Dopo lunghe contestazioni, la suprema Corte di Giustiza di Israele ha ordinato al supervisore nazionale (una specie di commissario d’inchiesta), Matanyahu Englman, “di sospendere qualunque aspetto della sua indagine sui fallimenti relativi agli attacchi di Hamas del 7 ottobre che riguardano l’IDF e lo Shin Bet, l’agenzia di intelligence nazionale”.
In altre parole, Israele non vuole sapere come abbia potuto Hamas attraversare così facilmente le barriere che circondano Gaza, arrivando indisturbati fino ai kibbutz indifesi, senza incontrare alcuna resistenza da parte dell’esercito israeliano.
Come tutti sanno infatti, se c’è una zona iperprotetta e impenetrabile al mondo è proprio la barriera di Gaza. E se c’è un esercito al mondo che eccelle nell’utilizzo dei più sofisticati sistemi di sorveglianza esistenti, quello è certamente Israele.

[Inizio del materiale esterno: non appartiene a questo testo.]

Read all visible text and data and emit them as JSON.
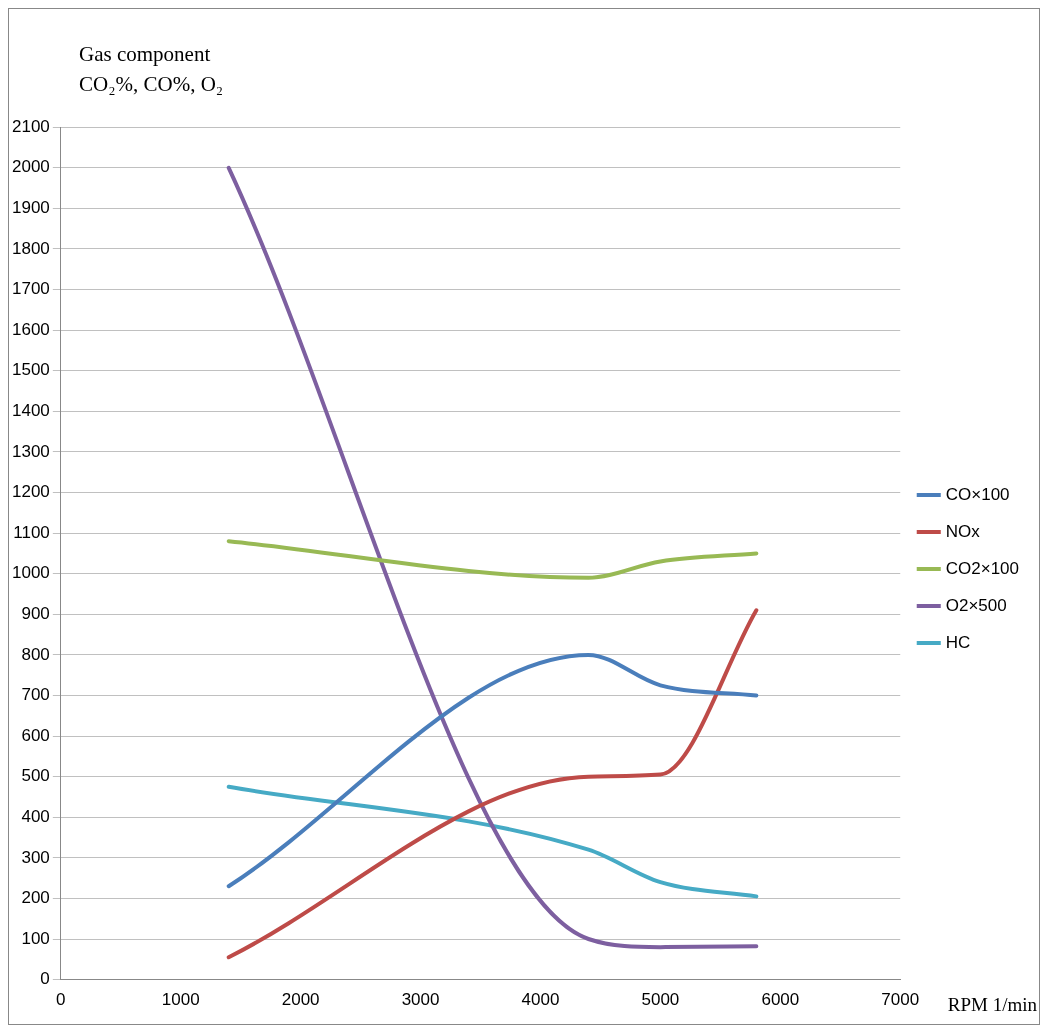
{
  "chart_data": {
    "type": "line",
    "ylabel": "Gas component\nCO₂%, CO%, O₂",
    "xlabel": "RPM 1/min",
    "x": [
      1400,
      4400,
      5000,
      5800
    ],
    "series": [
      {
        "name": "CO×100",
        "color": "#4a7ebb",
        "values": [
          230,
          800,
          725,
          700
        ]
      },
      {
        "name": "NOx",
        "color": "#be4b48",
        "values": [
          55,
          500,
          505,
          910
        ]
      },
      {
        "name": "CO2×100",
        "color": "#98b954",
        "values": [
          1080,
          990,
          1030,
          1050
        ]
      },
      {
        "name": "O2×500",
        "color": "#7d5fa0",
        "values": [
          2000,
          100,
          80,
          82
        ]
      },
      {
        "name": "HC",
        "color": "#46aac5",
        "values": [
          475,
          320,
          240,
          205
        ]
      }
    ],
    "xlim": [
      0,
      7000
    ],
    "xticks": [
      0,
      1000,
      2000,
      3000,
      4000,
      5000,
      6000,
      7000
    ],
    "ylim": [
      0,
      2100
    ],
    "yticks": [
      0,
      100,
      200,
      300,
      400,
      500,
      600,
      700,
      800,
      900,
      1000,
      1100,
      1200,
      1300,
      1400,
      1500,
      1600,
      1700,
      1800,
      1900,
      2000,
      2100
    ],
    "grid": "y",
    "legend": "right",
    "marker": "none"
  }
}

La domanda resta quindi in sospeso, e di certo in questo momento non c’è una gran voglia di trovarle una risposta.
Per capire quanto sarebbe imbarazzante questa risposta, basta guardare le puerili giustificazioni che sono state addotte dall’esercito e dagli stessi servizi israeliani per voler bloccare l’inchiesta: “Questa iniziativa danneggerebbe le capacità operative dell’IDF, mentre si teme che l’indagine possa ignorare le responsabilità politiche per la devastante invasione e per i massacri”.
Come a dire “non venite da noi, sono stati quelli del governo che ci hanno obbligato ad abbassare la guardia”.

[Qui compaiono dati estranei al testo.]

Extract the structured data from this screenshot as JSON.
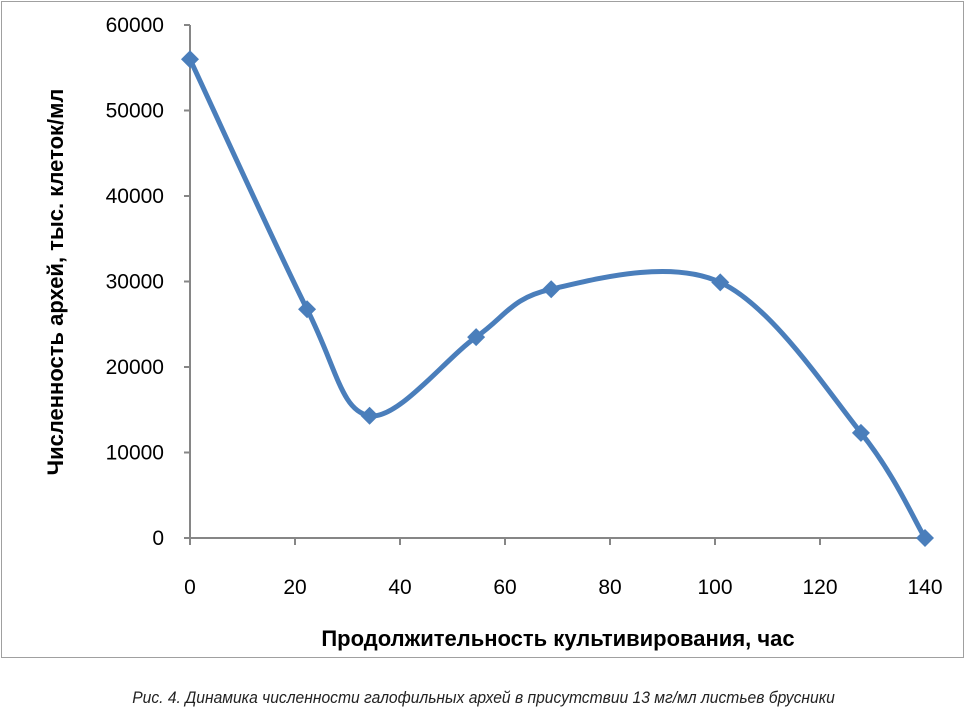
{
  "chart_data": {
    "type": "line",
    "smooth": true,
    "title": "",
    "xlabel": "Продолжительность  культивирования,  час",
    "ylabel": "Численность  архей,  тыс.  клеток/мл",
    "xlim": [
      0,
      140
    ],
    "ylim": [
      0,
      60000
    ],
    "xticks": [
      "0",
      "20",
      "40",
      "60",
      "80",
      "100",
      "120",
      "140"
    ],
    "yticks": [
      "0",
      "10000",
      "20000",
      "30000",
      "40000",
      "50000",
      "60000"
    ],
    "grid": false,
    "legend": "none",
    "series": [
      {
        "name": "Численность архей",
        "color": "#4a7ebb",
        "marker": "diamond",
        "x": [
          0,
          22.3,
          34.2,
          54.5,
          68.8,
          101,
          127.8,
          140
        ],
        "y": [
          56000,
          26750,
          14300,
          23500,
          29100,
          29900,
          12300,
          0
        ]
      }
    ]
  },
  "caption": "Рис. 4. Динамика численности галофильных архей в присутствии 13 мг/мл листьев брусники"
}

A sua volta, il capo di Stato maggiore dell’esercito, il generale Herzi Halevi, ha detto che questa indagine “potrebbe distrarre l’attenzione dei comandanti dalla battaglia, danneggerebbe le loro capacità operative di indagine, e non permetterebbe di trarre lezioni utili ai fini della guerra in corso”.
Come dicevamo, la inconsistenza delle scuse denuncia il pieno imbarazzo per quanto potrebbe emergere, a tutti i livelli, da una indagine approfondita sulle vere responsabilità del 7 ottobre.
Un pò come per l’11 settembre, ma con una differenza: per gli attentati alle Torri Gemelle gli americani sono riusciti ad imporre una narrativa nella quale “loro sapevano, ma le informazioni erano confuse e non sono riusciti a connettere i puntini”. L’hanno chiamata “incompetence theory”, e gli americani se la sono bevuta.
Israele deve invece ancora trovare il modo di spiegare alla sua popolazione come sia stato possibile subire un attacco che era in preparazione da più di un anno sotto gli occhi di tutti, e del quale tutti sapevano assolutamente tutto fin dall’inizio. Non sarà certo facile.